I had a strange feeling of falling back in time to the “Twilight Zone” TV series of the early ’60s as I read the charts that explain why it’s so hard to cut Colorado’s ozone.
I’ll save you the trip to Wikipedia: “Twilight Zone” episodes included “fantasy, science fiction, absurdism, dystopian fiction, suspense, horror, supernatural drama, black comedy, and psychological thriller, often concluding with a macabre or unexpected twist, and usually with a moral.” The term even shows up in dictionaries: A situation or state of mind seemingly between reality and fantasy.
As Michael Booth noted in The Sun, we’ve made steep cuts to nitrogen oxide and volatile organic compounds emitted on the Front Range, but we’ve been getting worse, not better, in the past few years on ozone. With 38 Ozone Action Alert Days so far this year, the Environmental Protection Agency is about to formally declare us in severe nonattainment. Colorado’s Air Quality Control Commission has the power to make regulations to change this, but so far has not.
The governor seems to believe oil and gas industry flimflam that the problem is just background levels of ozone from elsewhere that blow into Colorado. But what about the ozone we create here? The biggest producer is the oil and gas industry, and their ozone “strategy” is to blame-shift and focus on cars and trucks.
We do need environmentally just ways to get us all into electric vehicles, but let’s not be too quick to let highly paid oil and gas executive, and our governor, off the hook. Big oil and gas can reduce ozone, but won’t unless the Air Quality Control Commission requires them to, because it might reduce profits. It is time to stop putting profits before people.
I am a retired business owner and am firmly convinced that a growing number of shareholders want to see a “triple bottom line” that incorporates social, environmental and financial performance, or as it is sometimes put: people, planet and profit.

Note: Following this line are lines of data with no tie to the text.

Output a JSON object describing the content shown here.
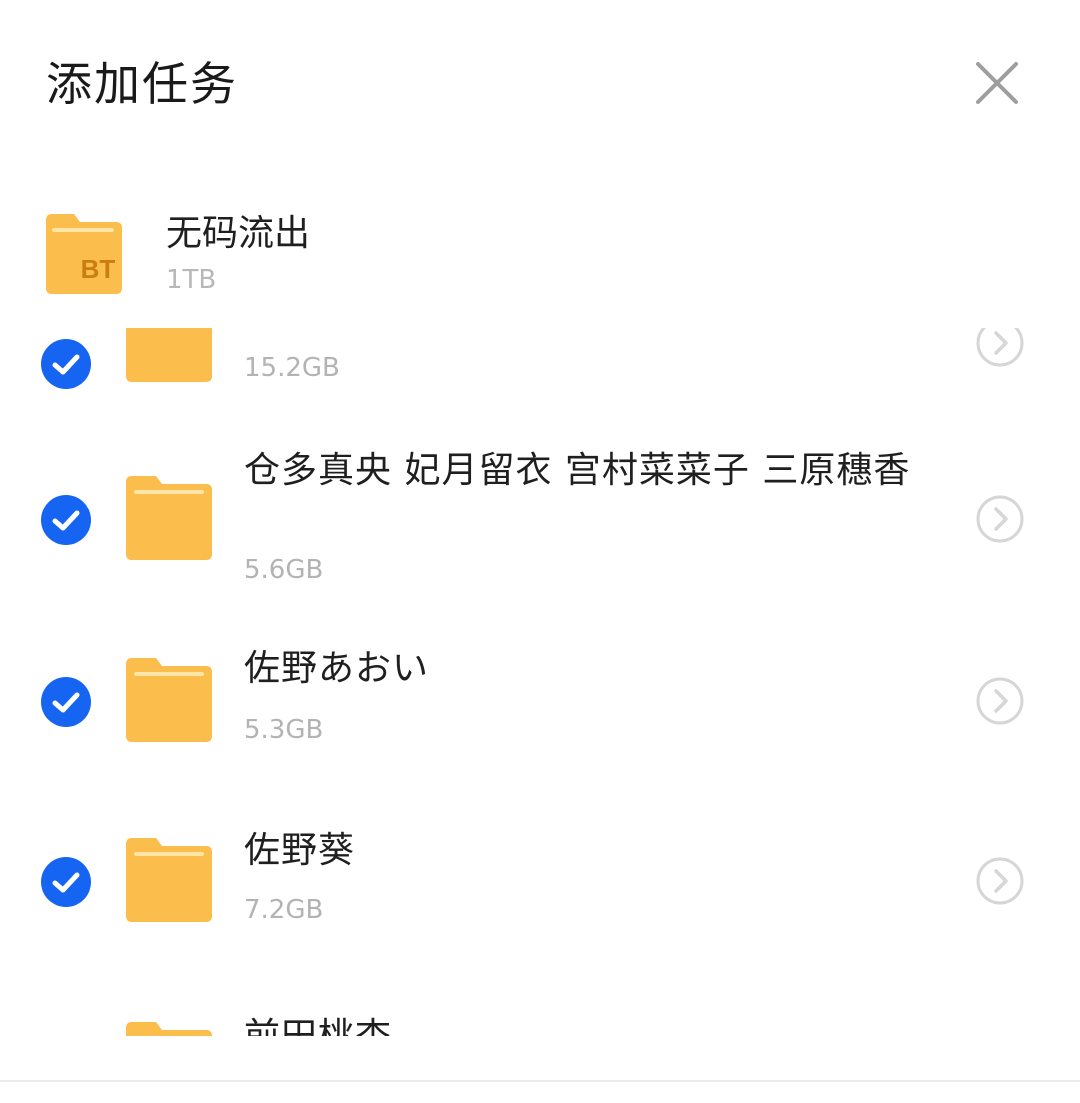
{
  "header": {
    "title": "添加任务",
    "close_icon": "close-icon"
  },
  "parent_folder": {
    "name": "无码流出",
    "size": "1TB",
    "badge": "BT",
    "icon": "bt-folder-icon"
  },
  "items": [
    {
      "name": "",
      "size": "15.2GB",
      "checked": true
    },
    {
      "name": "仓多真央 妃月留衣 宫村菜菜子 三原穗香",
      "size": "5.6GB",
      "checked": true
    },
    {
      "name": "佐野あおい",
      "size": "5.3GB",
      "checked": true
    },
    {
      "name": "佐野葵",
      "size": "7.2GB",
      "checked": true
    },
    {
      "name": "前田桃杏",
      "size": "",
      "checked": false
    }
  ],
  "colors": {
    "accent": "#1565f2",
    "folder": "#fbbd4c",
    "folder_light": "#ffe6a8",
    "chevron": "#d6d6d6",
    "text_secondary": "#b3b3b3"
  }
}
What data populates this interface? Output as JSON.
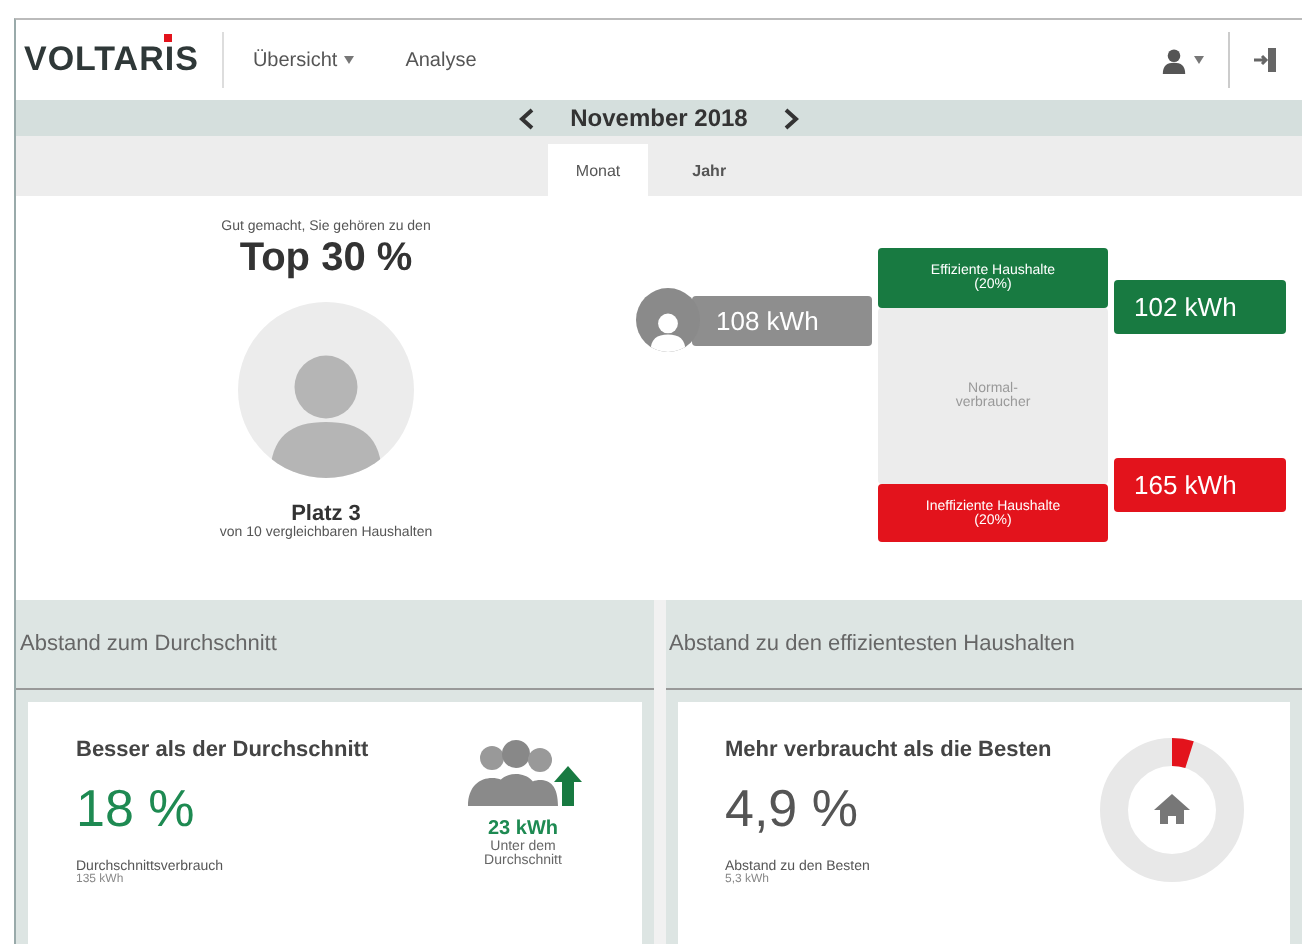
{
  "nav": {
    "logo": "VOLTARIS",
    "items": [
      {
        "label": "Übersicht",
        "kind": "dropdown"
      },
      {
        "label": "Analyse",
        "kind": "link"
      }
    ]
  },
  "period": {
    "label": "November 2018"
  },
  "tabs": [
    {
      "label": "Monat",
      "selected": true
    },
    {
      "label": "Jahr",
      "selected": false
    }
  ],
  "ranking": {
    "intro": "Gut gemacht, Sie gehören zu den",
    "headline": "Top 30 %",
    "place": "Platz 3",
    "subtitle": "von 10 vergleichbaren Haushalten"
  },
  "comparison": {
    "user_value": "108 kWh",
    "groups": [
      {
        "kind": "efficient",
        "label": "Effiziente Haushalte (20%)",
        "value": "102 kWh",
        "color": "#187a41"
      },
      {
        "kind": "normal",
        "label": "Normal-verbraucher"
      },
      {
        "kind": "inefficient",
        "label": "Ineffiziente Haushalte (20%)",
        "value": "165 kWh",
        "color": "#e3131c"
      }
    ]
  },
  "sections": [
    {
      "title": "Abstand zum Durchschnitt",
      "heading": "Besser als der Durchschnitt",
      "value": "18 %",
      "positive": true,
      "caption": "Durchschnittsverbrauch",
      "caption_value": "135 kWh",
      "side": {
        "kind": "people",
        "value": "23 kWh",
        "caption": "Unter dem Durchschnitt"
      }
    },
    {
      "title": "Abstand zu den effizientesten Haushalten",
      "heading": "Mehr verbraucht als die Besten",
      "value": "4,9 %",
      "positive": false,
      "caption": "Abstand zu den Besten",
      "caption_value": "5,3 kWh",
      "side": {
        "kind": "gauge",
        "level": 0.049
      }
    }
  ]
}
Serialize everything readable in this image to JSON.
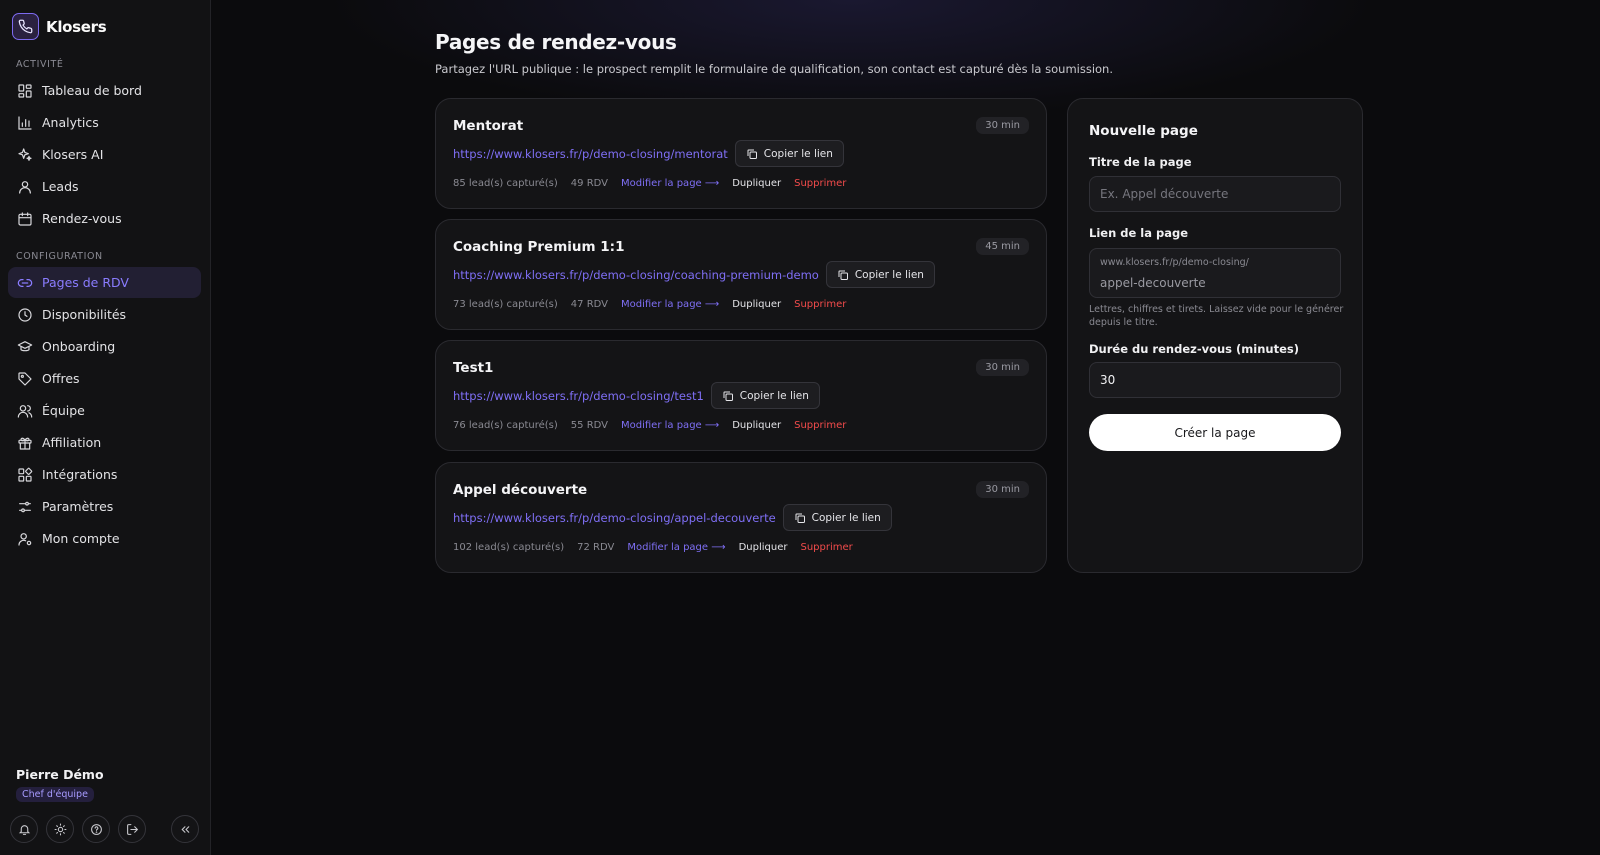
{
  "app": {
    "name": "Klosers",
    "accent": "#7f6ff5"
  },
  "sidebar": {
    "sections": [
      {
        "label": "ACTIVITÉ",
        "items": [
          {
            "label": "Tableau de bord",
            "icon": "dashboard-icon"
          },
          {
            "label": "Analytics",
            "icon": "bar-chart-icon"
          },
          {
            "label": "Klosers AI",
            "icon": "sparkles-icon"
          },
          {
            "label": "Leads",
            "icon": "user-icon"
          },
          {
            "label": "Rendez-vous",
            "icon": "calendar-icon"
          }
        ]
      },
      {
        "label": "CONFIGURATION",
        "items": [
          {
            "label": "Pages de RDV",
            "icon": "link-icon",
            "active": true
          },
          {
            "label": "Disponibilités",
            "icon": "clock-icon"
          },
          {
            "label": "Onboarding",
            "icon": "graduation-cap-icon"
          },
          {
            "label": "Offres",
            "icon": "tag-icon"
          },
          {
            "label": "Équipe",
            "icon": "users-icon"
          },
          {
            "label": "Affiliation",
            "icon": "gift-icon"
          },
          {
            "label": "Intégrations",
            "icon": "puzzle-icon"
          },
          {
            "label": "Paramètres",
            "icon": "sliders-icon"
          },
          {
            "label": "Mon compte",
            "icon": "user-cog-icon"
          }
        ]
      }
    ],
    "user": {
      "name": "Pierre Démo",
      "role": "Chef d'équipe"
    },
    "footer_icons": [
      "bell-icon",
      "sun-icon",
      "help-icon",
      "logout-icon"
    ],
    "collapse_icon": "chevrons-left-icon"
  },
  "main": {
    "title": "Pages de rendez-vous",
    "subtitle": "Partagez l'URL publique : le prospect remplit le formulaire de qualification, son contact est capturé dès la soumission.",
    "pages": [
      {
        "title": "Mentorat",
        "duration": "30 min",
        "url": "https://www.klosers.fr/p/demo-closing/mentorat",
        "copy_label": "Copier le lien",
        "leads": "85 lead(s) capturé(s)",
        "rdv": "49 RDV",
        "edit_label": "Modifier la page ⟶",
        "duplicate_label": "Dupliquer",
        "delete_label": "Supprimer"
      },
      {
        "title": "Coaching Premium 1:1",
        "duration": "45 min",
        "url": "https://www.klosers.fr/p/demo-closing/coaching-premium-demo",
        "copy_label": "Copier le lien",
        "leads": "73 lead(s) capturé(s)",
        "rdv": "47 RDV",
        "edit_label": "Modifier la page ⟶",
        "duplicate_label": "Dupliquer",
        "delete_label": "Supprimer"
      },
      {
        "title": "Test1",
        "duration": "30 min",
        "url": "https://www.klosers.fr/p/demo-closing/test1",
        "copy_label": "Copier le lien",
        "leads": "76 lead(s) capturé(s)",
        "rdv": "55 RDV",
        "edit_label": "Modifier la page ⟶",
        "duplicate_label": "Dupliquer",
        "delete_label": "Supprimer"
      },
      {
        "title": "Appel découverte",
        "duration": "30 min",
        "url": "https://www.klosers.fr/p/demo-closing/appel-decouverte",
        "copy_label": "Copier le lien",
        "leads": "102 lead(s) capturé(s)",
        "rdv": "72 RDV",
        "edit_label": "Modifier la page ⟶",
        "duplicate_label": "Dupliquer",
        "delete_label": "Supprimer"
      }
    ]
  },
  "form": {
    "title": "Nouvelle page",
    "title_label": "Titre de la page",
    "title_placeholder": "Ex. Appel découverte",
    "slug_label": "Lien de la page",
    "slug_prefix": "www.klosers.fr/p/demo-closing/",
    "slug_placeholder": "appel-decouverte",
    "slug_hint": "Lettres, chiffres et tirets. Laissez vide pour le générer depuis le titre.",
    "duration_label": "Durée du rendez-vous (minutes)",
    "duration_value": "30",
    "submit_label": "Créer la page"
  }
}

Wall Street no longer crows so loudly “greed is good,” but one can still hear that echo in oil and gas boardrooms.
Isn’t it obvious that climate change is real, that we do not need new fossil fuel projects? We need new solar, wind, storage, and microgrid projects. We need renewable energy industry training and economic support for oil and gas workers and their communities, not tax breaks for oil and gas executives, increased shareholder profits or reduced bonding requirements for leaks and cleanups.
We need more effective leadership in government. I want Democrats, Republicans and Independents to stop betting our climate future on voluntary guidelines and gradual market-based change. Greenwashed intentions don’t get us where we need to be.
We need decisive action by Gov. Jared Polis and his Air Quality Control Commission appointees to regulate, and eventually ban, gasoline-powered vehicles and two-cycle engines like lawn mowers and leaf blowers.
However, the primary target right now should be oil and gas production. A long-term perspective is essential.
I may not be alive in 2050, but young people who live and work here now will be. What will their quality of life be like? In current studies, ozone has been demonstrated to worsen airway inflammation, to increase the airway response to inhaled allergens, and to increase nonspecific airway responsiveness, each of which is likely to indicate worsening asthma.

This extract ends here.